Shear thickening in concentrated suspensions: phenomenology, mechanisms, and relations to jamming

TL;DR

This paper reviews shear thickening in concentrated suspensions, focusing on its phenomenology, mechanisms, and relation to jamming, highlighting recent advances and proposing a unified phase diagram.

Contribution

It synthesizes current understanding of shear thickening mechanisms, relates them to jamming physics, and introduces a general phase diagram for these systems.

Findings

Shear thickening involves a transition to solid-like behavior.

Discontinuous shear thickening occurs abruptly at high shear rates.

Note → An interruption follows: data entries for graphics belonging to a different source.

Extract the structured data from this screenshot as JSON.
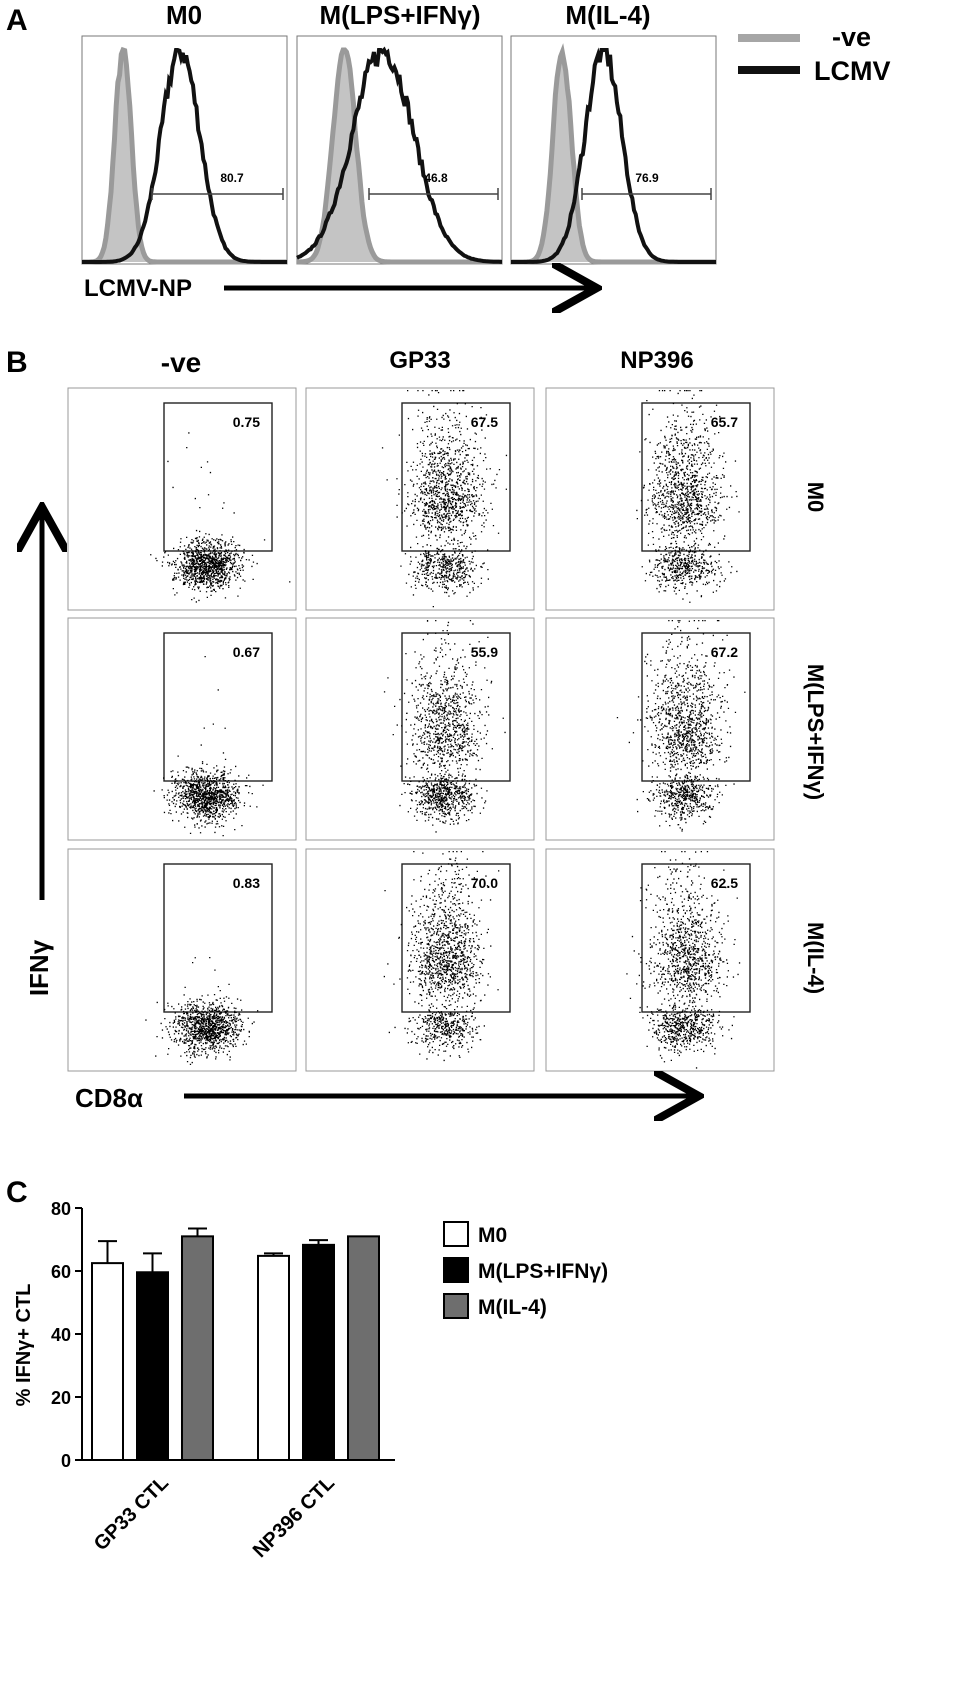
{
  "panel_a": {
    "letter": "A",
    "xlabel": "LCMV-NP",
    "legend": [
      {
        "name": "-ve",
        "color": "#a6a6a6"
      },
      {
        "name": "LCMV",
        "color": "#111111"
      }
    ],
    "histograms": [
      {
        "title": "M0",
        "gate_value": "80.7",
        "neg_mode": 0.2,
        "neg_width": 0.04,
        "lcmv_mode": 0.48,
        "lcmv_width": 0.095
      },
      {
        "title": "M(LPS+IFNγ)",
        "gate_value": "46.8",
        "neg_mode": 0.23,
        "neg_width": 0.055,
        "lcmv_mode": 0.42,
        "lcmv_width": 0.15
      },
      {
        "title": "M(IL-4)",
        "gate_value": "76.9",
        "neg_mode": 0.25,
        "neg_width": 0.045,
        "lcmv_mode": 0.45,
        "lcmv_width": 0.09
      }
    ]
  },
  "panel_b": {
    "letter": "B",
    "xlabel": "CD8α",
    "ylabel": "IFNγ",
    "col_headers": [
      "-ve",
      "GP33",
      "NP396"
    ],
    "row_labels": [
      "M0",
      "M(LPS+IFNγ)",
      "M(IL-4)"
    ],
    "gate_values": [
      [
        "0.75",
        "67.5",
        "65.7"
      ],
      [
        "0.67",
        "55.9",
        "67.2"
      ],
      [
        "0.83",
        "70.0",
        "62.5"
      ]
    ]
  },
  "panel_c": {
    "letter": "C",
    "chart_data": {
      "type": "bar",
      "categories": [
        "GP33 CTL",
        "NP396 CTL"
      ],
      "series": [
        {
          "name": "M0",
          "color": "#ffffff",
          "values": [
            62.5,
            64.8
          ],
          "errors": [
            7,
            0.8
          ]
        },
        {
          "name": "M(LPS+IFNγ)",
          "color": "#000000",
          "values": [
            59.6,
            68.3
          ],
          "errors": [
            6,
            1.5
          ]
        },
        {
          "name": "M(IL-4)",
          "color": "#6e6e6e",
          "values": [
            71.0,
            71.0
          ],
          "errors": [
            2.5,
            0
          ]
        }
      ],
      "ylabel": "% IFNγ+ CTL",
      "ylim": [
        0,
        80
      ],
      "yticks": [
        0,
        20,
        40,
        60,
        80
      ],
      "legend": "right"
    }
  }
}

Models based on simple particle interactions can describe DST phenomena.

Abstract

Shear thickening is a type of non-Newtonian behavior in which the stress required to shear a fluid increases faster than linearly with shear rate. Many concentrated suspensions of particles exhibit an especially dramatic version, known as Discontinuous Shear Thickening (DST), in which the stress suddenly jumps with increasing shear rate and produces solid-like behavior. The best known example of such counter-intuitive response to applied stresses occurs in mixtures of cornstarch in water. Over the last several years, this shear-induced solid-like behavior together with a variety of other unusual fluid phenomena has generated considerable interest in the physics of densely packed suspensions. In this review, we discuss the common physical properties of systems exhibiting shear thickening, and different mechanisms and models proposed to describe it. We then suggest how these mechanisms may be related and generalized, and propose a general phase diagram for shear thickening systems. We also discuss how recent work has related the physics of shear thickening to that of granular materials and jammed systems. Since DST is described by models that require only simple generic interactions between particles, we outline the broader context of other concentrated many-particle systems such as foams and emulsions, and explain why DST is restricted to the parameter regime of hard-particle suspensions. Finally, we discuss some of the outstanding problems and emerging opportunities.